L’article 1102 du Code civil dispose que : « Chacun est libre de contracter ou de ne pas contracter, de choisir son cocontractant et de déterminer le contenu et la forme du contrat dans les limites fixées par la loi. La liberté contractuelle ne permet pas de déroger aux règles qui intéressent l’ordre public ».
Cette reconnaissance textuelle de la liberté contractuelle, bien que déjà présente dans l'esprit des juristes, permet une lecture plus didactique du droit des obligations. La doctrine a joué un rôle essentiel en définissant et en cernant ce principe, comblant ainsi l'absence de définition textuelle et remédiant à la passivité des juges.
Les Limites de la Liberté Contractuelle
Si le principe de liberté contractuelle est affirmé, il n'en demeure pas moins relatif. L'article 6 du code civil, renvoyant aux « aux lois qui intéressent l’ordre public et les bonnes mœurs », constitue une première limite. L'article 1102 ne mentionne que les règles touchant à l’ordre public, mais l'absence de mention des bonnes mœurs ne doit pas être interprétée comme une suppression de cette limite. D'autres atteintes à la liberté contractuelle existent, justifiées par des finalités particulières, comme la protection du consommateur.
La Cause du Contrat : Une Notion Controversée
La cause du contrat est une notion complexe et controversée, au point d'avoir été supprimée comme condition de validité du contrat par la législation française (ordonnance du 10 février 2016). L'article 1108 du code civil exigeait, pour la validité d'un contrat, le consentement des parties, leur capacité à contracter, un objet licite et certain, et une cause licite.

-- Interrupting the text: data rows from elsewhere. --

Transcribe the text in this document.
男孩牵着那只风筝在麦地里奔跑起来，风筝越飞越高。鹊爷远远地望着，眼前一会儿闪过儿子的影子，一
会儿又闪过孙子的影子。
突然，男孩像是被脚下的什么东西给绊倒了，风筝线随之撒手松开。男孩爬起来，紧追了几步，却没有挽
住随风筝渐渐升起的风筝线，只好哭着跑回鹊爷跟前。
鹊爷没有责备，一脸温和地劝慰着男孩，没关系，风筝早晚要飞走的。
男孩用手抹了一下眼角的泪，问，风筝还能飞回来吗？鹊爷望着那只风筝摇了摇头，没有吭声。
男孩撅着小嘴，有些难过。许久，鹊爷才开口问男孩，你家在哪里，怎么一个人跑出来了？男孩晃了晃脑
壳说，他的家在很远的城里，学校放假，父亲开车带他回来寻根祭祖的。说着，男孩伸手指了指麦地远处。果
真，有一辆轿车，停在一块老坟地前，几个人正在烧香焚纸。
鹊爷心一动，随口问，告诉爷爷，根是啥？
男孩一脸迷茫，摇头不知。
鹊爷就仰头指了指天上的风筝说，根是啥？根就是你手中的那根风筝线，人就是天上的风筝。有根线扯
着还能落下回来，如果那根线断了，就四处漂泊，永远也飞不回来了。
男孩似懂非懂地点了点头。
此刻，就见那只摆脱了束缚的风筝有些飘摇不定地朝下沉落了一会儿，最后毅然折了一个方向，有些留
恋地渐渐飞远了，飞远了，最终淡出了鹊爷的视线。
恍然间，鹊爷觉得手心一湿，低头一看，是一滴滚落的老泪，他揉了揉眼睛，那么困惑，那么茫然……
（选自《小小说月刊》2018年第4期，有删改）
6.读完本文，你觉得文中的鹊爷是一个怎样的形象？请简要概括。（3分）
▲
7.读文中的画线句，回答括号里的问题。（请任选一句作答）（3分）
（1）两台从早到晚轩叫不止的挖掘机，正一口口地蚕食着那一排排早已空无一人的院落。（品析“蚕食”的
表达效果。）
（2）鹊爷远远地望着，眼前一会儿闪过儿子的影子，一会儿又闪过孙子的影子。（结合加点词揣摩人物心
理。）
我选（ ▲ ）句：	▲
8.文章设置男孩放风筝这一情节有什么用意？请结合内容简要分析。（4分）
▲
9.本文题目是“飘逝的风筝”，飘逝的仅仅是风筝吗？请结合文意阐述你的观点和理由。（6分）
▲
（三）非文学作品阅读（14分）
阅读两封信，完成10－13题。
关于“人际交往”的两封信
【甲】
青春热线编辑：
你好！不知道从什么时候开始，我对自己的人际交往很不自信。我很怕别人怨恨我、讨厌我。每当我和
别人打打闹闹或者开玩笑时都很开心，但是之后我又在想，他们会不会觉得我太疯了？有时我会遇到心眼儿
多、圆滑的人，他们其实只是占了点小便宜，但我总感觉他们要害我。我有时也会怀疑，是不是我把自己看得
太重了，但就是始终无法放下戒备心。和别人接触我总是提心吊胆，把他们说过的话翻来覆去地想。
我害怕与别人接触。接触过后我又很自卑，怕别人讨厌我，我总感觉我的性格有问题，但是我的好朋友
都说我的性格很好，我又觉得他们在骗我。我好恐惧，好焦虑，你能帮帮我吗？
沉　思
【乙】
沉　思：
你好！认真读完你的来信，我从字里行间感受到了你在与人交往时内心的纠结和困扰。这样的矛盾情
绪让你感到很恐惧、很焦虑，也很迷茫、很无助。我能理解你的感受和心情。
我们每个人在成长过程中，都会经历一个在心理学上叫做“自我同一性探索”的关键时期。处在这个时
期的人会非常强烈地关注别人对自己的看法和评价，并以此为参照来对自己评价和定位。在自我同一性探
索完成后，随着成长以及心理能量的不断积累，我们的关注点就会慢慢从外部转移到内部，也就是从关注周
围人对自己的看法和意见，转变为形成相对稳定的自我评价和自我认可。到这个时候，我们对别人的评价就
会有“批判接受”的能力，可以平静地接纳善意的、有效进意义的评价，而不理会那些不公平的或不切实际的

La doctrine a longtemps débattu de la définition de la cause, oscillant entre une conception objective (la cause comme le fait générateur de l'obligation) et une conception subjective (la cause comme le motif principal ayant conduit une personne à contracter). Cette complexité a conduit à une confusion avec la notion d'objet du contrat, et a finalement justifié la suppression de la cause comme condition de validité.
La Liberté Contractuelle et le Conseil Constitutionnel
Le Conseil constitutionnel a également joué un rôle dans la définition et la protection de la liberté contractuelle. Bien qu'il ait initialement affirmé qu'aucune disposition de la Constitution ne garantissait le principe de liberté contractuelle, il a ensuite reconnu sa valeur constitutionnelle, la faisant découler de l'article 4 de la Déclaration des droits de l'homme et du citoyen.

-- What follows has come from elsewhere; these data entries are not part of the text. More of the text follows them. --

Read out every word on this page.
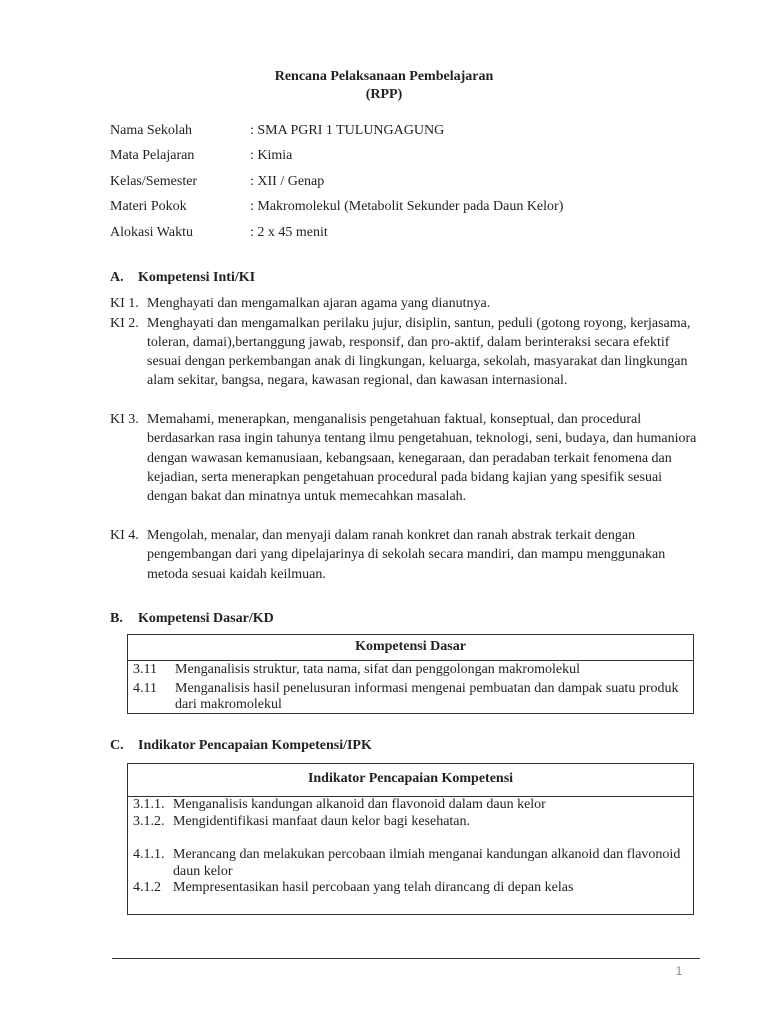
Rencana Pelaksanaan Pembelajaran
(RPP)
Nama Sekolah	: SMA PGRI 1 TULUNGAGUNG
Mata Pelajaran	: Kimia
Kelas/Semester	: XII / Genap
Materi Pokok	: Makromolekul (Metabolit Sekunder pada Daun Kelor)
Alokasi Waktu	: 2 x 45 menit
A. Kompetensi Inti/KI
KI 1. Menghayati dan mengamalkan ajaran agama yang dianutnya.
KI 2. Menghayati dan mengamalkan perilaku jujur, disiplin, santun, peduli (gotong royong, kerjasama, toleran, damai),bertanggung jawab, responsif, dan pro-aktif, dalam berinteraksi secara efektif sesuai dengan perkembangan anak di lingkungan, keluarga, sekolah, masyarakat dan lingkungan alam sekitar, bangsa, negara, kawasan regional, dan kawasan internasional.
KI 3. Memahami, menerapkan, menganalisis pengetahuan faktual, konseptual, dan procedural berdasarkan rasa ingin tahunya tentang ilmu pengetahuan, teknologi, seni, budaya, dan humaniora dengan wawasan kemanusiaan, kebangsaan, kenegaraan, dan peradaban terkait fenomena dan kejadian, serta menerapkan pengetahuan procedural pada bidang kajian yang spesifik sesuai dengan bakat dan minatnya untuk memecahkan masalah.
KI 4. Mengolah, menalar, dan menyaji dalam ranah konkret dan ranah abstrak terkait dengan pengembangan dari yang dipelajarinya di sekolah secara mandiri, dan mampu menggunakan metoda sesuai kaidah keilmuan.
B. Kompetensi Dasar/KD
Kompetensi Dasar
3.11	Menganalisis struktur, tata nama, sifat dan penggolongan makromolekul
4.11	Menganalisis hasil penelusuran informasi mengenai pembuatan dan dampak suatu produk dari makromolekul
C. Indikator Pencapaian Kompetensi/IPK
Indikator Pencapaian Kompetensi
3.1.1. Menganalisis kandungan alkanoid dan flavonoid dalam daun kelor
3.1.2. Mengidentifikasi manfaat daun kelor bagi kesehatan.
4.1.1. Merancang dan melakukan percobaan ilmiah menganai kandungan alkanoid dan flavonoid daun kelor
4.1.2 Mempresentasikan hasil percobaan yang telah dirancang di depan kelas
1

Le Conseil constitutionnel veille à ce que le législateur, lorsqu'il souhaite réglementer les conditions d'accès à un contrat, le fasse en respectant la liberté des conventions et en limitant les entraves rendues nécessaires par l'intérêt général ou la protection de l'ordre public. Il protège également l'exécution des contrats, en veillant à ce que le législateur ne porte pas à l'économie des conventions et contrats légalement conclus une atteinte d'une gravité telle qu'elle méconnaisse manifestement la liberté découlant de l'article 4 de la Déclaration.